Sessão do projeto Câmara Mirim, da Câmara dos Deputados. Crianças estão juntas em frente a uma mesa ampla de madeira, com personagens infantis ao fundo

Sessão do projeto Câmara Mirim, da Câmara dos Deputados

O voto é obrigatório para adultos com mais de 18 anos no Brasil, mas as quase 70 milhões de crianças brasileiras – o que corresponde a pouco mais de 30% da população – não estão imunes ao debate sobre as eleições, muitas vezes contaminado por intolerância e desinformação.

Escolas, famílias e responsáveis no círculo social das crianças podem ajudar a explicar o assunto, aproveitando mecanismos lúdicos, mas sem esconder ou omitir os fatos.

Neste texto, o Nexo indica caminhos, com a ajuda de duas especialistas, para tornar a tarefa menos árdua na família, no convívio social e na escola.

Na família: regras de convívio e limites

O primeiro espaço no qual a criança pode desenvolver um entendimento político amplo é o familiar, diz a educomunicadora Januária Alves, colunista do Nexo e autora de mais de 50 livros infantojuvenis, os mais recentes a respeito de fake news.
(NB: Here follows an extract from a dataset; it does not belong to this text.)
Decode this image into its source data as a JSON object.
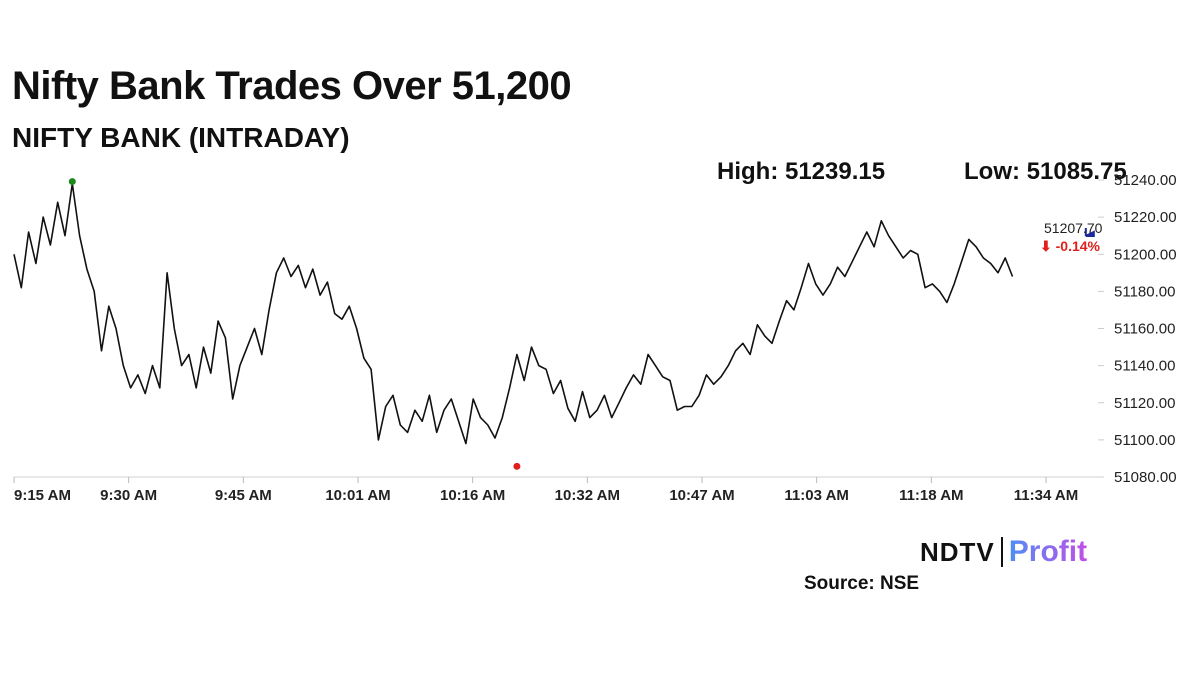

Estabelecer, em casa, regras de convívio, horários e limites, além de discutir soluções em conjunto, ajuda a criança a se perceber como cidadã. “Com isso, a criança e o adolescente passam a ter o entendimento de que política e eleição não é só voto. Ela envolve nossa participação na sociedade”, disse ao Nexo .

Já o assunto política partidária e eleição, ensina Alves, deve ser abordado a partir da curiosidade da criança e do adolescente, e não ser puxado pelos pais e responsáveis “do nada”. Quando a dúvida surgir, a explicação pode partir de exemplos lúdicos, mas sem rodeios e com clareza.

“As conversas sobre eleição e o que acontece no mundo devem fazer parte do cotidiano das famílias. É algo que precisa estar no dia a dia, de preferência em um momento que a família esteja reunida. Os problemas do mundo precisam ser conversados, e não escondidos”

Januária Alves

educomunicadora e escritora infantil, aoNexo

Mostrar a diversidade da percepção de mundo e ideologias é outro aspecto importante em casa, pontua a pedagoga Marianna Canova, diretora do berçário e educação infantil Peixinho Dourado, em Curitiba.

Ela exemplifica como lidou com uma situação particular: uma pessoa da família chamou um político de ladrão em frente ao filho, que veio questioná-la. “Expliquei que a pessoa poderia pensar isso, mas que uma outra pessoa, também da nossa família, achava o contrário. E que, por isso, é preciso ter conhecimento para formarmos nossas ideias. Mostrar para a criança essa diversidade de percepção faz uma diferença grande”.

Segundo Canova, essa formação ajudará a criança a entender que irá se deparar, ao longo da vida, com diferenças ideológicas. E que a melhor forma de lidar com elas é conversar de forma gentil e com argumentos embasados.

No convívio social: mediação e responsabilidade

Além da escola e do núcleo familiar, os temas da política e eleição – bem como discursos inflamados sobre elas – também podem aparecer na casa de amigos, em atividades extracurriculares e outros ambientes. Quando a criança reproduz algum discurso de ódio, ou emite opiniões baseadas em notícias falsas em frente a um adulto, o que fazer?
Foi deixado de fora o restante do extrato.